Kısaca, yaşlanmayı 4 boyutta inceleyebiliriz. "Biyolojik yaşlanma" dediğimiz, zamana bağlı olarak bireyin anatomi ve fizyolojisindeki değişmelerdir. Ekonomik yaşlanma, parasal koşullardaki değişikliklerin etkisiyle yaşlı kişinin hayatının bozulmasıdır. Psikolojik yaşlanma, bireyin davranışsal uyum yeteneğindeki yaşa bağlı değişmelerdir; sosyal yaşlanma ise kişinin zamanın akışı içerisinde edindiği sosyal huy ve sosyal konumunun, bireyin sosyal rollerinin değişmesidir, bunlara ayak uyduramamadır. Kişi aktif döneminde sosyal çevreye sahip olmazsa veya değişen koşullarda sosyal çevresini zenginleştiremezse biyolojik ve psikolojik yaşlanması daha da hızlanacaktır.

Yaşlıların yüzde 90'ında 1 hastalık, yüzde 35'inde 2 hastalık, yüzde 23'ünde 3 hastalık ve yüzde 15'inde ise en az 4 hastalık bulunmaktadır. Yaşlanma hastalık değildir. Bunun yanında, bazı hastalıkların yaşlılığa bağlanması da son derece yanlıştır.

Yaşlılıktaki konforun, genç çalışan nüfusla yakından ilgili olduğunu biliyoruz. Doğurganlık düzeyinin gittikçe azalması çalışan nüfusun azalmasına neden olmakta, bu da önemli bir ekonomik sorun yaratmaktadır. Özellikle, Japonya gibi gelişmiş ülkelerde yaşlılara ekonomik imkânların sağlanmasında büyük zorluklar yaşanmaktadır. İşsizliğin yaygın olduğu ülkemizde ise sorun bambaşka boyuttadır. İşsizliğin yaygın olduğu ülkemizde, işsizliğin yüksek olması pek çok menfi olayın nedenidir. Bizde 1,9 çalışana 1 emekli düşerken Batı'da 4 çalışana 1 emekli düşmektedir; bu nedenle yaşlılara ayrılan miktar da düşük olmaktadır.
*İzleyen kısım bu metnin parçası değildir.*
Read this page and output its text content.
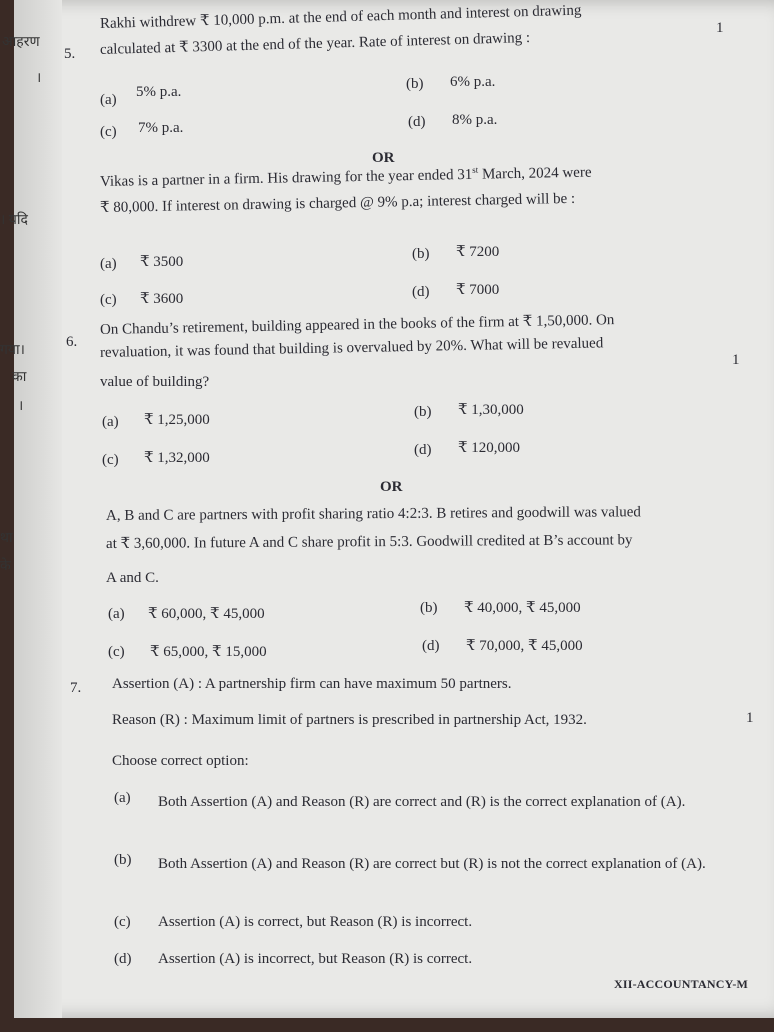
आहरण
।
। यदि
गया।
का
।
था
के
5.
Rakhi withdrew ₹ 10,000 p.m. at the end of each month and interest on drawing
calculated at ₹ 3300 at the end of the year. Rate of interest on drawing :
1
(a) 5% p.a.	(b) 6% p.a.
(c) 7% p.a.	(d) 8% p.a.
OR
Vikas is a partner in a firm. His drawing for the year ended 31st March, 2024 were
₹ 80,000. If interest on drawing is charged @ 9% p.a; interest charged will be :
(a) ₹ 3500	(b) ₹ 7200
(c) ₹ 3600	(d) ₹ 7000
6.
On Chandu’s retirement, building appeared in the books of the firm at ₹ 1,50,000. On
revaluation, it was found that building is overvalued by 20%. What will be revalued
value of building?
1
(a) ₹ 1,25,000	(b) ₹ 1,30,000
(c) ₹ 1,32,000	(d) ₹ 120,000
OR
A, B and C are partners with profit sharing ratio 4:2:3. B retires and goodwill was valued
at ₹ 3,60,000. In future A and C share profit in 5:3. Goodwill credited at B’s account by
A and C.
(a) ₹ 60,000, ₹ 45,000	(b) ₹ 40,000, ₹ 45,000
(c) ₹ 65,000, ₹ 15,000	(d) ₹ 70,000, ₹ 45,000
7. Assertion (A) : A partnership firm can have maximum 50 partners.
Reason (R) : Maximum limit of partners is prescribed in partnership Act, 1932.	1
Choose correct option:
(a) Both Assertion (A) and Reason (R) are correct and (R) is the correct explanation of (A).
(b) Both Assertion (A) and Reason (R) are correct but (R) is not the correct explanation of (A).
(c) Assertion (A) is correct, but Reason (R) is incorrect.
(d) Assertion (A) is incorrect, but Reason (R) is correct.
XII-ACCOUNTANCY-M
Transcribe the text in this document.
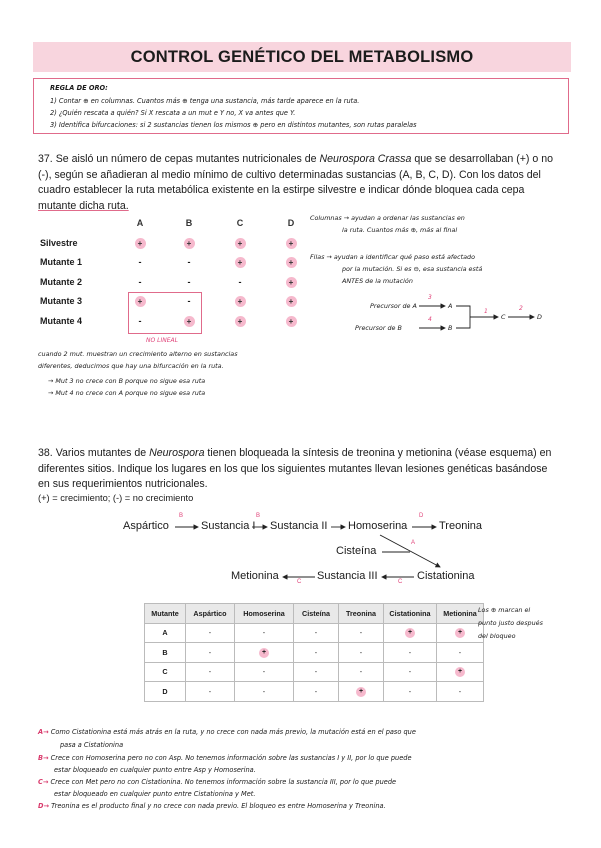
CONTROL GENÉTICO DEL METABOLISMO
REGLA DE ORO:
1) Contar ⊕ en columnas. Cuantos más ⊕ tenga una sustancia, más tarde aparece en la ruta.
2) ¿Quién rescata a quién? Si X rescata a un mut e Y no, X va antes que Y.
3) Identifica bifurcaciones: si 2 sustancias tienen los mismos ⊕ pero en distintos mutantes, son rutas paralelas
37. Se aisló un número de cepas mutantes nutricionales de Neurospora Crassa que se desarrollaban (+) o no
(-), según se añadieran al medio mínimo de cultivo determinadas sustancias (A, B, C, D). Con los datos del
cuadro establecer la ruta metabólica existente en la estirpe silvestre e indicar dónde bloquea cada cepa
mutante dicha ruta.
A	B	C	D
Silvestre	+	+	+	+
Mutante 1	-	-	+	+
Mutante 2	-	-	-	+
Mutante 3	+	-	+	+
Mutante 4	-	+	+	+
NO LINEAL
Columnas → ayudan a ordenar las sustancias en
la ruta. Cuantos más ⊕, más al final
Filas → ayudan a identificar qué paso está afectado
por la mutación. Si es ⊖, esa sustancia está
ANTES de la mutación
Precursor de A
Precursor de B
A
B
C	D
3
4
1	2
cuando 2 mut. muestran un crecimiento alterno en sustancias
diferentes, deducimos que hay una bifurcación en la ruta.
→ Mut 3 no crece con B porque no sigue esa ruta
→ Mut 4 no crece con A porque no sigue esa ruta
38. Varios mutantes de Neurospora tienen bloqueada la síntesis de treonina y metionina (véase esquema) en
diferentes sitios. Indique los lugares en los que los siguientes mutantes llevan lesiones genéticas basándose
en sus requerimientos nutricionales.
(+) = crecimiento; (-) = no crecimiento
Aspártico	Sustancia I Sustancia II Homoserina	Treonina
Cisteína
Metionina	Sustancia III	Cistationina
B	B	D
A
C	C
Mutante	Aspártico	Homoserina	Cisteína	Treonina	Cistationina	Metionina
A	-	-	-	-	+	+
B	-	+	-	-	-	-
C	-	-	-	-	-	+
D	-	-	-	+	-	-
Los ⊕ marcan el
punto justo después
del bloqueo
A→ Como Cistationina está más atrás en la ruta, y no crece con nada más previo, la mutación está en el paso que
pasa a Cistationina
B→ Crece con Homoserina pero no con Asp. No tenemos información sobre las sustancias I y II, por lo que puede
estar bloqueado en cualquier punto entre Asp y Homoserina.
C→ Crece con Met pero no con Cistationina. No tenemos información sobre la sustancia III, por lo que puede
estar bloqueado en cualquier punto entre Cistationina y Met.
D→ Treonina es el producto final y no crece con nada previo. El bloqueo es entre Homoserina y Treonina.
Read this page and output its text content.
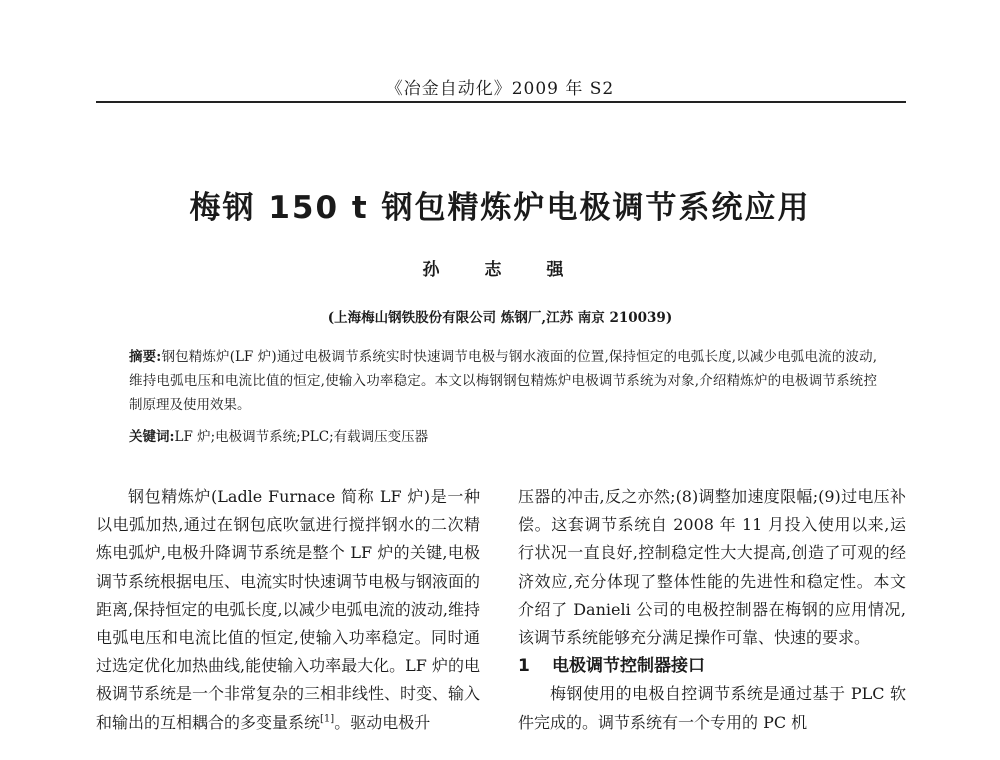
《冶金自动化》2009 年 S2
梅钢 150 t 钢包精炼炉电极调节系统应用
孙　志　强
(上海梅山钢铁股份有限公司 炼钢厂,江苏 南京 210039)
摘要:钢包精炼炉(LF 炉)通过电极调节系统实时快速调节电极与钢水液面的位置,保持恒定的电弧长度,以减少电弧电流的波动,维持电弧电压和电流比值的恒定,使输入功率稳定。本文以梅钢钢包精炼炉电极调节系统为对象,介绍精炼炉的电极调节系统控制原理及使用效果。
关键词:LF 炉;电极调节系统;PLC;有载调压变压器

钢包精炼炉(Ladle Furnace 简称 LF 炉)是一种以电弧加热,通过在钢包底吹氩进行搅拌钢水的二次精炼电弧炉,电极升降调节系统是整个 LF 炉的关键,电极调节系统根据电压、电流实时快速调节电极与钢液面的距离,保持恒定的电弧长度,以减少电弧电流的波动,维持电弧电压和电流比值的恒定,使输入功率稳定。同时通过选定优化加热曲线,能使输入功率最大化。LF 炉的电极调节系统是一个非常复杂的三相非线性、时变、输入和输出的互相耦合的多变量系统[1]。驱动电极升

压器的冲击,反之亦然;(8)调整加速度限幅;(9)过电压补偿。这套调节系统自 2008 年 11 月投入使用以来,运行状况一直良好,控制稳定性大大提高,创造了可观的经济效应,充分体现了整体性能的先进性和稳定性。本文介绍了 Danieli 公司的电极控制器在梅钢的应用情况,该调节系统能够充分满足操作可靠、快速的要求。

1 电极调节控制器接口

梅钢使用的电极自控调节系统是通过基于 PLC 软件完成的。调节系统有一个专用的 PC 机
Yaşlılıkta sağlık giderleri önemli bir gider kalemidir. Amerika Birleşik Devletleri'nde 20 yaş altı sağlık giderlerinin 17 katı kadarı ileriki yaşlarda harcanmaktadır. İsrail'de ise 65 yaşın üzerindeki sağlık giderleri tüm sağlık giderlerinin üçte 1'ini oluşturmaktadır. Ülkemizde ekonomik ve coğrafi engeller yaşlıların sağlık sorunlarını gidermelerinde önemli bir engeldir.
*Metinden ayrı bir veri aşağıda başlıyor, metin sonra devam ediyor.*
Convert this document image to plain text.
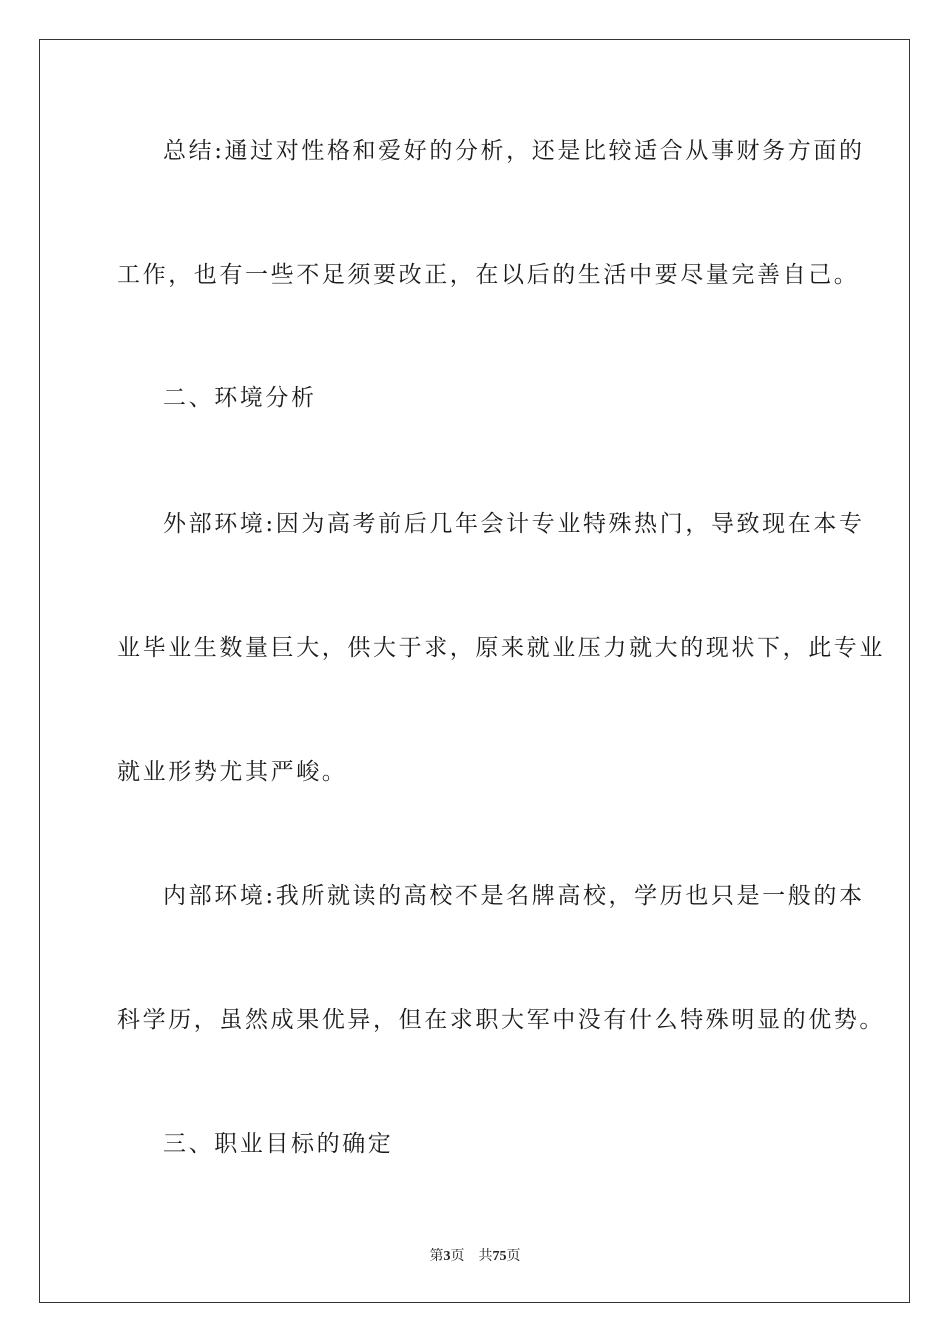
总结:通过对性格和爱好的分析，还是比较适合从事财务方面的
工作，也有一些不足须要改正，在以后的生活中要尽量完善自己。
二、环境分析
外部环境:因为高考前后几年会计专业特殊热门，导致现在本专
业毕业生数量巨大，供大于求，原来就业压力就大的现状下，此专业
就业形势尤其严峻。
内部环境:我所就读的高校不是名牌高校，学历也只是一般的本
科学历，虽然成果优异，但在求职大军中没有什么特殊明显的优势。
三、职业目标的确定
第3页 共75页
Ülkemizde yaşlıların en büyük sorunu gelir yetersizliğidir. AK PARTİ Hükûmeti 2021 yılında "sosyal yardım" adı altında 20 milyon kişiye bir şekilde yardımda bulundu. Bu yardımın adına olsa olsa "sadaka" denir, bunlar değersiz ve düşük miktardadır. Günümüzde, ülkemizde, 21 milyon kadar emekli vardır. Ortalama emekli maaşı Emekli Sandığına bağlı olarak çalışan; 1 milyon 584 bin kişi için 4 bin lira iken sigorta emeklisi 6 milyon kişinin aldığı 2.500 ile 3.200 arasında değişiyor. BAĞ-KUR'lu 1 milyon 655 bin kişiden BAĞ-KUR esnafı 2.948 lira, BAĞ-KUR tarım emeklisi ise 2.500 lira maaş almaktadır. Emeklilerimizin aldığı maaşın ne kadar yetersiz olduğu ortadadır. Hükûmet bunca enflasyonist ekonomide emeklilerin bayram ödeneklerini, bayram harçlıklarını 1 lira bile artırmadı.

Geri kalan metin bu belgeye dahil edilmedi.